Mostrando-se pouco seguro quanto aos sentimentos nacionais sobre as regiões, o PSD propõe-se fazer campanha não contra as regiões, mas sim contra “estas regiões”. Tenta assim juntar os que são contra todas as regiões e os que são contra as regiões a que foi possível chegar.
Omite, entretanto, que “estas regiões” resultam directamente das atitudes do PSD e PP. Com efeito, não são o resultado de uma “negociata” de bastidores, mas sim o fruto directo de uma consulta nacional a todas as assembleias municipais. Acontece que o PSD e o PP impediram aquelas em que têm maioria de responder. Se tivessem respondido, isso significaria que a AR ficaria com mais elementos de trabalho, que permitiriam reajustar a pertença de tal ou tal município a uma região. Em última instância, até o elenco das regiões poderia ser alterado...
Acontece que o PSD preferiu jogar na ambiguidade. Agora, é evidente que a vitória do sim é a única via para abrir caminho para avançar, pelo menos onde for possível, e para eventuais futuros reajustes onde se impuserem.
O PSD nunca disse, de resto, que regiões defende depois de Cavaco Silva em 1994 se ter declarado contra todas (depois de ter incluído a sua instituição no Programa Eleitoral com que venceu as eleições, de o PSD as ter votado na Assembleia Constituinte, e de a Lei Quadro das Regiões (lei nº 56/91) ter sido votada por unanimidade.
Se não defende estas, compromete-se a apresentar um projecto de lei com outras, no caso da vitória do não? A resposta é negativa. E fosse esta qual fosse, a coerência a esperar seria a mesma que se encontrou em quem disse que só seria líder do PSD se Cristo descesse à Terra...


Coesão, capitais, novas candidaturas a hegemonias

Por detrás da afirmação de um Portugal coeso há muitas frustrações.
Resultam de um quadro em que ninguém está em boas condições: nem os que viram desertificar-se regiões, nem os que enfrentam um quotidiano violento, como acontece nas áreas metropolitanas.
A regionalização e o debate em torno dela terão que ser conduzidos com cuidados, até porque a direita instrumentaliza todas as situações em que se verifique a falta deles.
Um aspecto fundamental será a candidatura a novas hegemonias num país que há muito é essencialmente bipolar.

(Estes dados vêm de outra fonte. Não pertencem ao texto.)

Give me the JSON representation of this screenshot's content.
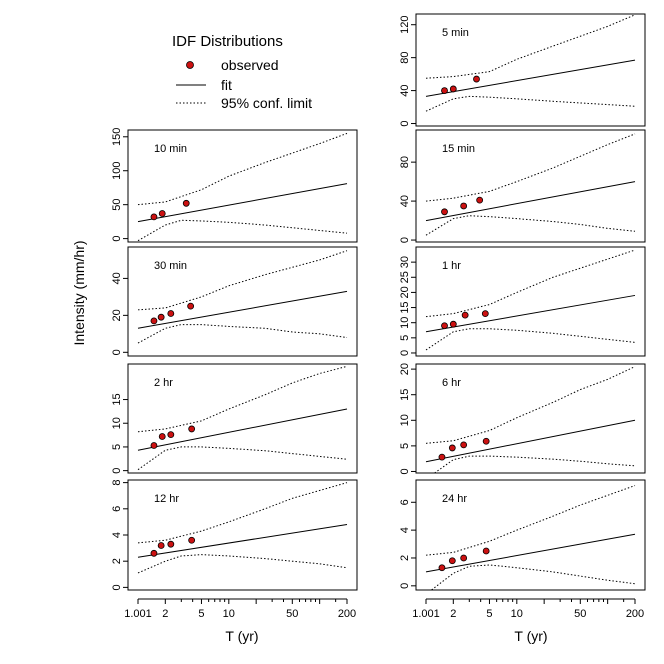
{
  "figure": {
    "legend": {
      "title": "IDF Distributions",
      "observed_label": "observed",
      "fit_label": "fit",
      "conf_label": "95% conf. limit"
    },
    "ylabel": "Intensity (mm/hr)",
    "xlabel": "T (yr)"
  },
  "colors": {
    "observed_fill": "#cc1111",
    "line": "#000000",
    "background": "#ffffff"
  },
  "chart_data": [
    {
      "type": "scatter",
      "title": "5 min",
      "x_ticks": [
        1.001,
        2,
        5,
        10,
        20,
        50,
        100,
        200
      ],
      "x_tick_labels": [
        "1.001",
        "2",
        "5",
        "10",
        "",
        "50",
        "",
        "200"
      ],
      "xlabel": "T (yr)",
      "y_ticks": [
        0,
        40,
        80,
        120
      ],
      "ylim": [
        -3,
        133
      ],
      "observed": {
        "x": [
          1.6,
          2.0,
          3.6
        ],
        "y": [
          40,
          42,
          54
        ]
      },
      "fit": {
        "x": [
          1.001,
          200
        ],
        "y": [
          33,
          77
        ]
      },
      "upper_95": {
        "x": [
          1.001,
          2.0,
          5.0,
          10,
          25,
          50,
          100,
          200
        ],
        "y": [
          55,
          57,
          63,
          78,
          94,
          106,
          118,
          132
        ]
      },
      "lower_95": {
        "x": [
          1.001,
          2.0,
          3.0,
          5.0,
          10,
          25,
          50,
          100,
          200
        ],
        "y": [
          15,
          30,
          33,
          32,
          30,
          27,
          25,
          23,
          21
        ]
      }
    },
    {
      "type": "scatter",
      "title": "10 min",
      "x_ticks": [
        1.001,
        2,
        5,
        10,
        20,
        50,
        100,
        200
      ],
      "x_tick_labels": [
        "1.001",
        "2",
        "5",
        "10",
        "",
        "50",
        "",
        "200"
      ],
      "xlabel": "T (yr)",
      "y_ticks": [
        0,
        50,
        100,
        150
      ],
      "ylim": [
        -5,
        160
      ],
      "observed": {
        "x": [
          1.5,
          1.85,
          3.4
        ],
        "y": [
          32,
          37,
          52
        ]
      },
      "fit": {
        "x": [
          1.001,
          200
        ],
        "y": [
          25,
          81
        ]
      },
      "upper_95": {
        "x": [
          1.001,
          2.0,
          5.0,
          10,
          25,
          50,
          100,
          200
        ],
        "y": [
          50,
          54,
          72,
          92,
          112,
          126,
          140,
          155
        ]
      },
      "lower_95": {
        "x": [
          1.001,
          2.0,
          3.0,
          5.0,
          10,
          25,
          50,
          100,
          200
        ],
        "y": [
          -3,
          20,
          27,
          26,
          24,
          20,
          16,
          12,
          8
        ]
      }
    },
    {
      "type": "scatter",
      "title": "15 min",
      "x_ticks": [
        1.001,
        2,
        5,
        10,
        20,
        50,
        100,
        200
      ],
      "x_tick_labels": [
        "1.001",
        "2",
        "5",
        "10",
        "",
        "50",
        "",
        "200"
      ],
      "xlabel": "T (yr)",
      "y_ticks": [
        0,
        40,
        80
      ],
      "ylim": [
        -2,
        113
      ],
      "observed": {
        "x": [
          1.6,
          2.6,
          3.9
        ],
        "y": [
          29,
          35,
          41
        ]
      },
      "fit": {
        "x": [
          1.001,
          200
        ],
        "y": [
          20,
          60
        ]
      },
      "upper_95": {
        "x": [
          1.001,
          2.0,
          5.0,
          10,
          25,
          50,
          100,
          200
        ],
        "y": [
          40,
          43,
          50,
          60,
          74,
          86,
          98,
          109
        ]
      },
      "lower_95": {
        "x": [
          1.001,
          2.0,
          3.0,
          5.0,
          10,
          25,
          50,
          100,
          200
        ],
        "y": [
          5,
          22,
          25,
          24,
          22,
          19,
          16,
          12,
          9
        ]
      }
    },
    {
      "type": "scatter",
      "title": "30 min",
      "x_ticks": [
        1.001,
        2,
        5,
        10,
        20,
        50,
        100,
        200
      ],
      "x_tick_labels": [
        "1.001",
        "2",
        "5",
        "10",
        "",
        "50",
        "",
        "200"
      ],
      "xlabel": "T (yr)",
      "y_ticks": [
        0,
        20,
        40
      ],
      "ylim": [
        -2,
        57
      ],
      "observed": {
        "x": [
          1.5,
          1.8,
          2.3,
          3.8
        ],
        "y": [
          17,
          19,
          21,
          25
        ]
      },
      "fit": {
        "x": [
          1.001,
          200
        ],
        "y": [
          13,
          33
        ]
      },
      "upper_95": {
        "x": [
          1.001,
          2.0,
          5.0,
          10,
          25,
          50,
          100,
          200
        ],
        "y": [
          23,
          24,
          30,
          36,
          42,
          46,
          50,
          55
        ]
      },
      "lower_95": {
        "x": [
          1.001,
          2.0,
          3.0,
          5.0,
          10,
          25,
          50,
          100,
          200
        ],
        "y": [
          5,
          13,
          15,
          15,
          14,
          13,
          11,
          10,
          8
        ]
      }
    },
    {
      "type": "scatter",
      "title": "1 hr",
      "x_ticks": [
        1.001,
        2,
        5,
        10,
        20,
        50,
        100,
        200
      ],
      "x_tick_labels": [
        "1.001",
        "2",
        "5",
        "10",
        "",
        "50",
        "",
        "200"
      ],
      "xlabel": "T (yr)",
      "y_ticks": [
        0,
        5,
        10,
        15,
        20,
        25,
        30
      ],
      "ylim": [
        -1,
        35
      ],
      "observed": {
        "x": [
          1.6,
          2.0,
          2.7,
          4.5
        ],
        "y": [
          9,
          9.5,
          12.5,
          13
        ]
      },
      "fit": {
        "x": [
          1.001,
          200
        ],
        "y": [
          7,
          19
        ]
      },
      "upper_95": {
        "x": [
          1.001,
          2.0,
          5.0,
          10,
          25,
          50,
          100,
          200
        ],
        "y": [
          12,
          13,
          16,
          20,
          25,
          28,
          31,
          34
        ]
      },
      "lower_95": {
        "x": [
          1.001,
          2.0,
          3.0,
          5.0,
          10,
          25,
          50,
          100,
          200
        ],
        "y": [
          1,
          7,
          8,
          8,
          7.5,
          6.5,
          5.5,
          4.5,
          3.5
        ]
      }
    },
    {
      "type": "scatter",
      "title": "2 hr",
      "x_ticks": [
        1.001,
        2,
        5,
        10,
        20,
        50,
        100,
        200
      ],
      "x_tick_labels": [
        "1.001",
        "2",
        "5",
        "10",
        "",
        "50",
        "",
        "200"
      ],
      "xlabel": "T (yr)",
      "y_ticks": [
        0,
        5,
        10,
        15
      ],
      "ylim": [
        -0.5,
        22.5
      ],
      "observed": {
        "x": [
          1.5,
          1.85,
          2.3,
          3.9
        ],
        "y": [
          5.3,
          7.2,
          7.6,
          8.8
        ]
      },
      "fit": {
        "x": [
          1.001,
          200
        ],
        "y": [
          4.3,
          13
        ]
      },
      "upper_95": {
        "x": [
          1.001,
          2.0,
          5.0,
          10,
          25,
          50,
          100,
          200
        ],
        "y": [
          8.2,
          8.8,
          10.5,
          13,
          16,
          18.5,
          20.5,
          22
        ]
      },
      "lower_95": {
        "x": [
          1.001,
          2.0,
          3.0,
          5.0,
          10,
          25,
          50,
          100,
          200
        ],
        "y": [
          0.2,
          4.3,
          5.0,
          5.0,
          4.7,
          4.2,
          3.6,
          3.0,
          2.4
        ]
      }
    },
    {
      "type": "scatter",
      "title": "6 hr",
      "x_ticks": [
        1.001,
        2,
        5,
        10,
        20,
        50,
        100,
        200
      ],
      "x_tick_labels": [
        "1.001",
        "2",
        "5",
        "10",
        "",
        "50",
        "",
        "200"
      ],
      "xlabel": "T (yr)",
      "y_ticks": [
        0,
        5,
        10,
        15,
        20
      ],
      "ylim": [
        -0.3,
        21
      ],
      "observed": {
        "x": [
          1.5,
          1.95,
          2.6,
          4.6
        ],
        "y": [
          2.8,
          4.6,
          5.2,
          5.9
        ]
      },
      "fit": {
        "x": [
          1.001,
          200
        ],
        "y": [
          1.9,
          10
        ]
      },
      "upper_95": {
        "x": [
          1.001,
          2.0,
          5.0,
          10,
          25,
          50,
          100,
          200
        ],
        "y": [
          5.5,
          6,
          8,
          10.5,
          13.5,
          16,
          18,
          20.5
        ]
      },
      "lower_95": {
        "x": [
          1.001,
          2.0,
          3.0,
          5.0,
          10,
          25,
          50,
          100,
          200
        ],
        "y": [
          -1.5,
          2.3,
          3.0,
          3.0,
          2.8,
          2.4,
          2.0,
          1.5,
          1.1
        ]
      }
    },
    {
      "type": "scatter",
      "title": "12 hr",
      "x_ticks": [
        1.001,
        2,
        5,
        10,
        20,
        50,
        100,
        200
      ],
      "x_tick_labels": [
        "1.001",
        "2",
        "5",
        "10",
        "",
        "50",
        "",
        "200"
      ],
      "xlabel": "T (yr)",
      "y_ticks": [
        0,
        2,
        4,
        6,
        8
      ],
      "ylim": [
        -0.2,
        8.2
      ],
      "observed": {
        "x": [
          1.5,
          1.8,
          2.3,
          3.9
        ],
        "y": [
          2.6,
          3.2,
          3.3,
          3.6
        ]
      },
      "fit": {
        "x": [
          1.001,
          200
        ],
        "y": [
          2.3,
          4.8
        ]
      },
      "upper_95": {
        "x": [
          1.001,
          2.0,
          5.0,
          10,
          25,
          50,
          100,
          200
        ],
        "y": [
          3.4,
          3.6,
          4.3,
          5.0,
          6.0,
          6.8,
          7.4,
          8.0
        ]
      },
      "lower_95": {
        "x": [
          1.001,
          2.0,
          3.0,
          5.0,
          10,
          25,
          50,
          100,
          200
        ],
        "y": [
          1.1,
          2.0,
          2.4,
          2.5,
          2.4,
          2.2,
          2.0,
          1.8,
          1.5
        ]
      }
    },
    {
      "type": "scatter",
      "title": "24 hr",
      "x_ticks": [
        1.001,
        2,
        5,
        10,
        20,
        50,
        100,
        200
      ],
      "x_tick_labels": [
        "1.001",
        "2",
        "5",
        "10",
        "",
        "50",
        "",
        "200"
      ],
      "xlabel": "T (yr)",
      "y_ticks": [
        0,
        2,
        4,
        6
      ],
      "ylim": [
        -0.3,
        7.6
      ],
      "observed": {
        "x": [
          1.5,
          1.95,
          2.6,
          4.6
        ],
        "y": [
          1.3,
          1.8,
          2.0,
          2.5
        ]
      },
      "fit": {
        "x": [
          1.001,
          200
        ],
        "y": [
          1.0,
          3.7
        ]
      },
      "upper_95": {
        "x": [
          1.001,
          2.0,
          5.0,
          10,
          25,
          50,
          100,
          200
        ],
        "y": [
          2.2,
          2.4,
          3.2,
          4.0,
          5.0,
          5.8,
          6.5,
          7.2
        ]
      },
      "lower_95": {
        "x": [
          1.001,
          2.0,
          3.0,
          5.0,
          10,
          25,
          50,
          100,
          200
        ],
        "y": [
          -0.6,
          0.9,
          1.4,
          1.5,
          1.3,
          1.0,
          0.7,
          0.4,
          0.15
        ]
      }
    }
  ]
}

Impõe-se assegurar que o projecto para as novas regiões se apresente essencialmente como polinucleado, em geral sem capitais e sem contemporizar com sonhos de novas hegemonias no seio de futuras autarquias regionais. Daqui decorre que o projecto deverá, em geral, ser de localização diversificada de serviços, equipamentos e infra-estruturas.
A verdade é que a grande maioria das capitais de distrito já foi esvaziada de quase todo o seu papel. Basta pensar nos 20 casos de desconcentração agrupando distritos, nos 13 casos de desconcentração de acordo com a área das cinco comissões de coordenação regional e nos 26 casos de desconcentração segundo outras áreas, todas diferentes do modelo assente nos dezoito distritos.

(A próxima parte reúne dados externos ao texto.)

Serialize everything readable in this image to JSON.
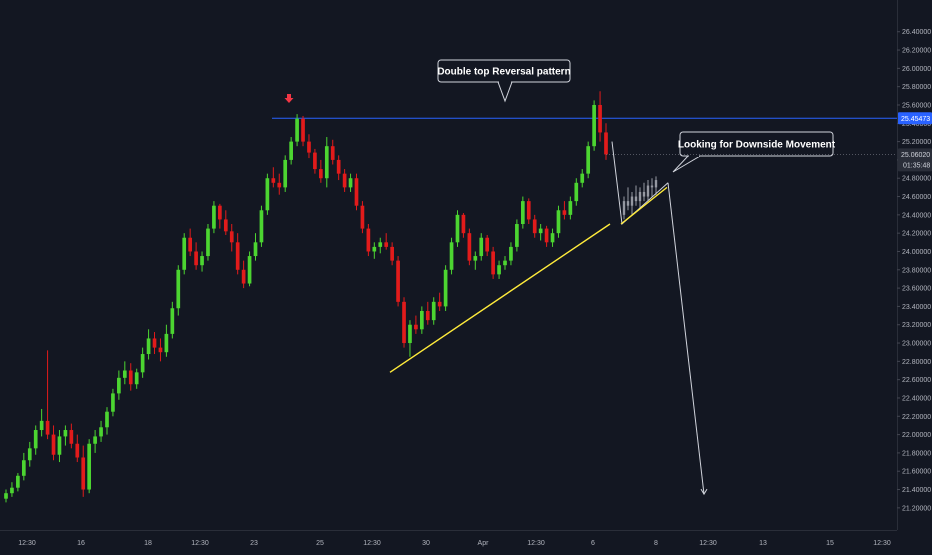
{
  "chart_data": {
    "type": "candlestick",
    "title": "",
    "xlabel": "",
    "ylabel": "",
    "ylim": [
      21.1,
      26.55
    ],
    "x_tick_labels": [
      "12:30",
      "16",
      "18",
      "12:30",
      "23",
      "25",
      "12:30",
      "30",
      "Apr",
      "12:30",
      "6",
      "8",
      "12:30",
      "13",
      "15",
      "12:30"
    ],
    "y_tick_labels": [
      "26.40000",
      "26.20000",
      "26.00000",
      "25.80000",
      "25.60000",
      "25.40000",
      "25.20000",
      "25.00000",
      "24.80000",
      "24.60000",
      "24.40000",
      "24.20000",
      "24.00000",
      "23.80000",
      "23.60000",
      "23.40000",
      "23.20000",
      "23.00000",
      "22.80000",
      "22.60000",
      "22.40000",
      "22.20000",
      "22.00000",
      "21.80000",
      "21.60000",
      "21.40000",
      "21.20000"
    ],
    "horizontal_level": {
      "value": 25.45473,
      "label": "25.45473"
    },
    "last_price": {
      "value": 25.0602,
      "label": "25.06020",
      "countdown": "01:35:48"
    },
    "colors": {
      "background": "#131722",
      "up": "#4CD531",
      "down": "#E21B1B",
      "projection": "#9598A1",
      "level_line": "#2962FF",
      "trendline": "#FFEB3B",
      "axis_text": "#B2B5BE"
    },
    "candles": [
      [
        21.3,
        21.4,
        21.26,
        21.36
      ],
      [
        21.36,
        21.48,
        21.32,
        21.42
      ],
      [
        21.42,
        21.58,
        21.38,
        21.55
      ],
      [
        21.55,
        21.8,
        21.5,
        21.72
      ],
      [
        21.72,
        21.92,
        21.65,
        21.85
      ],
      [
        21.85,
        22.1,
        21.78,
        22.05
      ],
      [
        22.05,
        22.28,
        21.98,
        22.15
      ],
      [
        22.15,
        22.92,
        21.95,
        22.0
      ],
      [
        22.0,
        22.1,
        21.72,
        21.78
      ],
      [
        21.78,
        22.05,
        21.7,
        21.98
      ],
      [
        21.98,
        22.1,
        21.88,
        22.05
      ],
      [
        22.05,
        22.12,
        21.85,
        21.9
      ],
      [
        21.9,
        22.0,
        21.7,
        21.75
      ],
      [
        21.75,
        21.88,
        21.32,
        21.4
      ],
      [
        21.4,
        21.95,
        21.36,
        21.9
      ],
      [
        21.9,
        22.05,
        21.8,
        21.98
      ],
      [
        21.98,
        22.15,
        21.92,
        22.08
      ],
      [
        22.08,
        22.3,
        22.0,
        22.25
      ],
      [
        22.25,
        22.5,
        22.2,
        22.45
      ],
      [
        22.45,
        22.7,
        22.38,
        22.62
      ],
      [
        22.62,
        22.8,
        22.55,
        22.7
      ],
      [
        22.7,
        22.78,
        22.48,
        22.55
      ],
      [
        22.55,
        22.72,
        22.5,
        22.68
      ],
      [
        22.68,
        22.95,
        22.62,
        22.88
      ],
      [
        22.88,
        23.15,
        22.82,
        23.05
      ],
      [
        23.05,
        23.12,
        22.88,
        22.95
      ],
      [
        22.95,
        23.05,
        22.8,
        22.9
      ],
      [
        22.9,
        23.2,
        22.85,
        23.1
      ],
      [
        23.1,
        23.45,
        23.05,
        23.38
      ],
      [
        23.38,
        23.85,
        23.3,
        23.8
      ],
      [
        23.8,
        24.2,
        23.75,
        24.15
      ],
      [
        24.15,
        24.25,
        23.95,
        24.0
      ],
      [
        24.0,
        24.1,
        23.8,
        23.85
      ],
      [
        23.85,
        24.0,
        23.78,
        23.95
      ],
      [
        23.95,
        24.3,
        23.9,
        24.25
      ],
      [
        24.25,
        24.55,
        24.2,
        24.5
      ],
      [
        24.5,
        24.52,
        24.25,
        24.35
      ],
      [
        24.35,
        24.45,
        24.18,
        24.22
      ],
      [
        24.22,
        24.3,
        24.0,
        24.1
      ],
      [
        24.1,
        24.2,
        23.75,
        23.8
      ],
      [
        23.8,
        23.9,
        23.6,
        23.65
      ],
      [
        23.65,
        24.0,
        23.62,
        23.95
      ],
      [
        23.95,
        24.2,
        23.9,
        24.1
      ],
      [
        24.1,
        24.5,
        24.05,
        24.45
      ],
      [
        24.45,
        24.85,
        24.4,
        24.8
      ],
      [
        24.8,
        24.92,
        24.7,
        24.75
      ],
      [
        24.75,
        24.85,
        24.62,
        24.7
      ],
      [
        24.7,
        25.05,
        24.65,
        25.0
      ],
      [
        25.0,
        25.25,
        24.95,
        25.2
      ],
      [
        25.2,
        25.5,
        25.15,
        25.45
      ],
      [
        25.45,
        25.48,
        25.15,
        25.2
      ],
      [
        25.2,
        25.28,
        25.02,
        25.08
      ],
      [
        25.08,
        25.12,
        24.85,
        24.9
      ],
      [
        24.9,
        25.0,
        24.75,
        24.8
      ],
      [
        24.8,
        25.25,
        24.7,
        25.15
      ],
      [
        25.15,
        25.22,
        24.95,
        25.0
      ],
      [
        25.0,
        25.05,
        24.78,
        24.85
      ],
      [
        24.85,
        24.9,
        24.65,
        24.7
      ],
      [
        24.7,
        24.85,
        24.65,
        24.8
      ],
      [
        24.8,
        24.85,
        24.45,
        24.5
      ],
      [
        24.5,
        24.55,
        24.2,
        24.25
      ],
      [
        24.25,
        24.3,
        23.95,
        24.0
      ],
      [
        24.0,
        24.1,
        23.92,
        24.05
      ],
      [
        24.05,
        24.15,
        23.98,
        24.1
      ],
      [
        24.1,
        24.2,
        24.02,
        24.05
      ],
      [
        24.05,
        24.1,
        23.85,
        23.9
      ],
      [
        23.9,
        23.95,
        23.4,
        23.45
      ],
      [
        23.45,
        23.5,
        22.95,
        23.0
      ],
      [
        23.0,
        23.25,
        22.85,
        23.2
      ],
      [
        23.2,
        23.3,
        23.1,
        23.15
      ],
      [
        23.15,
        23.4,
        23.1,
        23.35
      ],
      [
        23.35,
        23.45,
        23.2,
        23.25
      ],
      [
        23.25,
        23.5,
        23.2,
        23.45
      ],
      [
        23.45,
        23.55,
        23.35,
        23.4
      ],
      [
        23.4,
        23.85,
        23.35,
        23.8
      ],
      [
        23.8,
        24.15,
        23.75,
        24.1
      ],
      [
        24.1,
        24.45,
        24.05,
        24.4
      ],
      [
        24.4,
        24.42,
        24.15,
        24.2
      ],
      [
        24.2,
        24.25,
        23.85,
        23.9
      ],
      [
        23.9,
        24.0,
        23.8,
        23.95
      ],
      [
        23.95,
        24.2,
        23.9,
        24.15
      ],
      [
        24.15,
        24.18,
        23.95,
        24.0
      ],
      [
        24.0,
        24.05,
        23.7,
        23.75
      ],
      [
        23.75,
        23.9,
        23.7,
        23.85
      ],
      [
        23.85,
        23.95,
        23.8,
        23.9
      ],
      [
        23.9,
        24.1,
        23.85,
        24.05
      ],
      [
        24.05,
        24.35,
        24.0,
        24.3
      ],
      [
        24.3,
        24.6,
        24.25,
        24.55
      ],
      [
        24.55,
        24.58,
        24.3,
        24.35
      ],
      [
        24.35,
        24.4,
        24.15,
        24.2
      ],
      [
        24.2,
        24.3,
        24.12,
        24.25
      ],
      [
        24.25,
        24.28,
        24.05,
        24.1
      ],
      [
        24.1,
        24.25,
        24.05,
        24.2
      ],
      [
        24.2,
        24.5,
        24.15,
        24.45
      ],
      [
        24.45,
        24.55,
        24.35,
        24.4
      ],
      [
        24.4,
        24.6,
        24.35,
        24.55
      ],
      [
        24.55,
        24.8,
        24.5,
        24.75
      ],
      [
        24.75,
        24.9,
        24.7,
        24.85
      ],
      [
        24.85,
        25.2,
        24.8,
        25.15
      ],
      [
        25.15,
        25.65,
        25.1,
        25.6
      ],
      [
        25.6,
        25.75,
        25.2,
        25.3
      ],
      [
        25.3,
        25.4,
        25.0,
        25.06
      ]
    ],
    "projection_candles": [
      [
        24.4,
        24.6,
        24.35,
        24.55
      ],
      [
        24.55,
        24.7,
        24.45,
        24.5
      ],
      [
        24.5,
        24.65,
        24.4,
        24.6
      ],
      [
        24.6,
        24.72,
        24.5,
        24.55
      ],
      [
        24.55,
        24.7,
        24.48,
        24.65
      ],
      [
        24.65,
        24.75,
        24.55,
        24.6
      ],
      [
        24.6,
        24.78,
        24.55,
        24.72
      ],
      [
        24.72,
        24.8,
        24.6,
        24.7
      ],
      [
        24.7,
        24.82,
        24.62,
        24.78
      ]
    ],
    "projection_path": [
      [
        25.2,
        24.3
      ],
      [
        24.3,
        24.75
      ],
      [
        24.75,
        21.35
      ]
    ],
    "trendlines": [
      {
        "from": [
          0,
          22.68
        ],
        "to": [
          1,
          24.3
        ]
      },
      {
        "from": [
          0,
          24.3
        ],
        "to": [
          1,
          24.7
        ]
      }
    ],
    "annotations": [
      {
        "text": "Double top Reversal pattern",
        "pointer": "down"
      },
      {
        "text": "Looking for Downside Movement",
        "pointer": "down-left"
      }
    ],
    "markers": [
      {
        "type": "down-arrow",
        "color": "#F23645"
      }
    ]
  }
}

No entanto, apesar deste facto, as aspirações - e frustrações - continuam; mais do que estratégias de momento, importa ter em conta a vantagem que resultaria de uma rede de cidades equilibrada e racionalizada. Seria desse modo que se poderia contribuir verdadeiramente para mais justiça, harmonia e coesão.


A posição do PCP

O PCP votou contra este tipo de referendo na revisão constitucional. Absteve-se na aprovação da resolução que o propõe ao Presidente da República. Teve em conta que, para além da sua posição de fundo, é esta a única via, como se disse, de instituir as regiões na presente situação.

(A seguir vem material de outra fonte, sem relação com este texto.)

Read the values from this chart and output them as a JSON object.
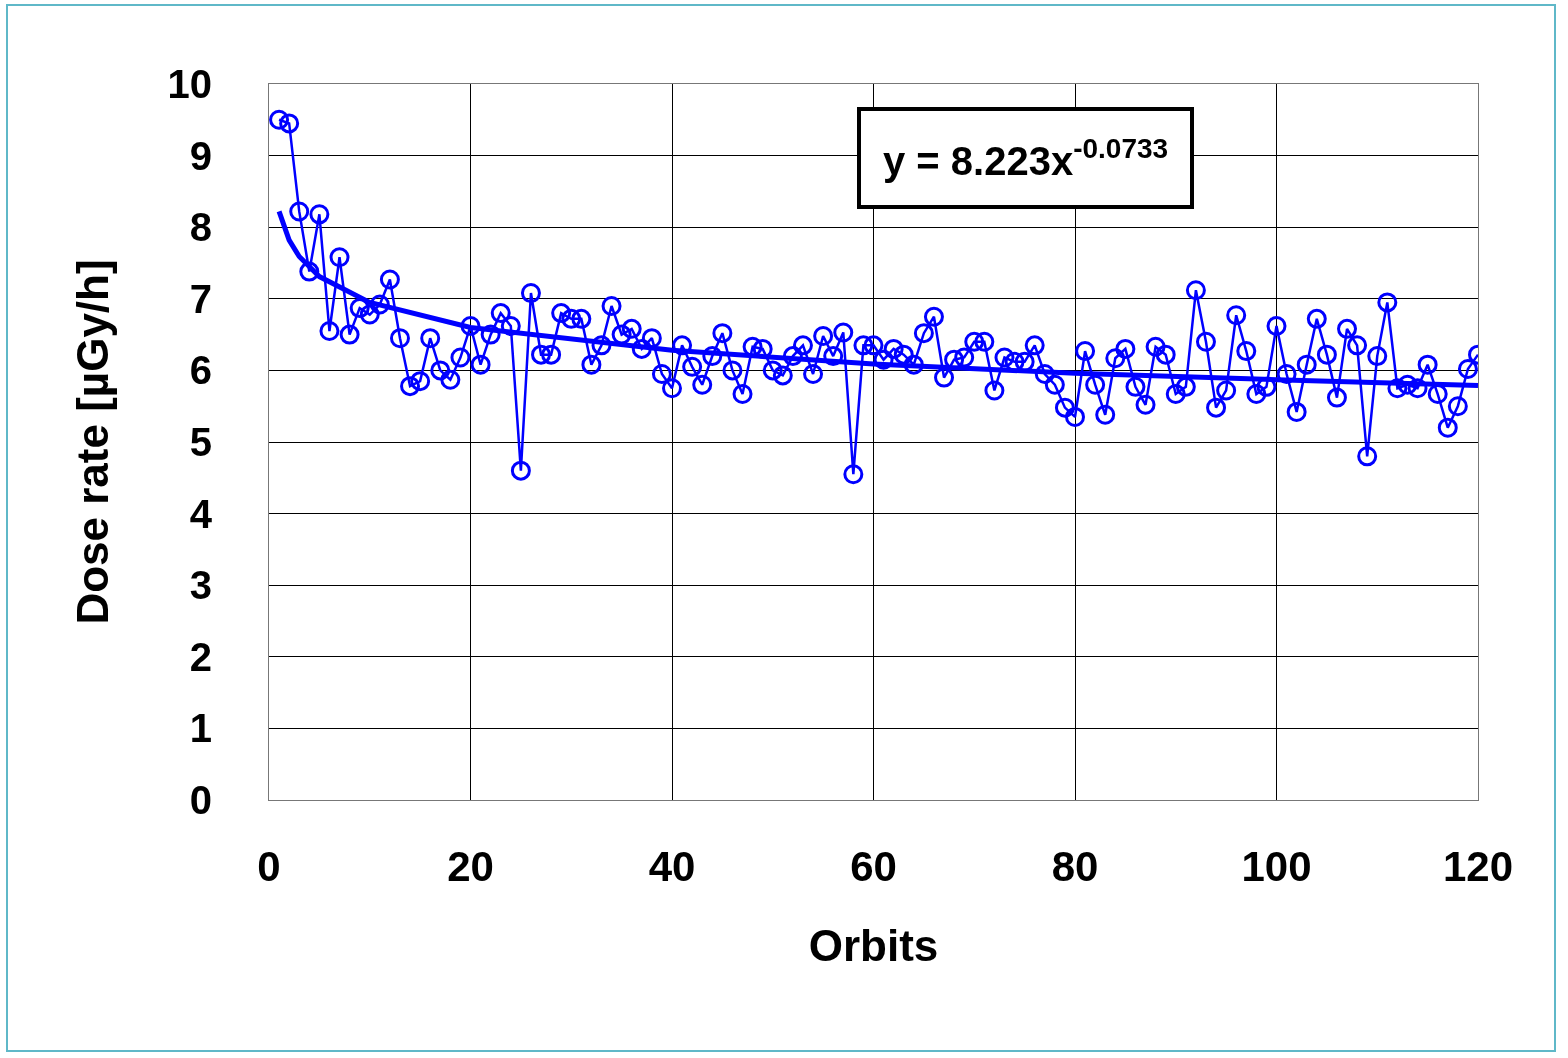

Este objectivo está inserido, desde há duas décadas, em programas eleitorais do Partido. Consta de sucessivos projectos de lei e do seu Programa. Importa fazer tudo para o viabilizar, na base da unidade e coesão de todas as organizações e militantes.
Impõe-se, por outro lado, conjugar a intervenção autónoma do Partido com a intervenção unitária em diferentes movimentos.
Não se trata de uns concorrerem com outros, mas sim de procurar que todos convirjam no mesmo objectivo comum de assegurar a democratização e racionalização da administração regional do Estado.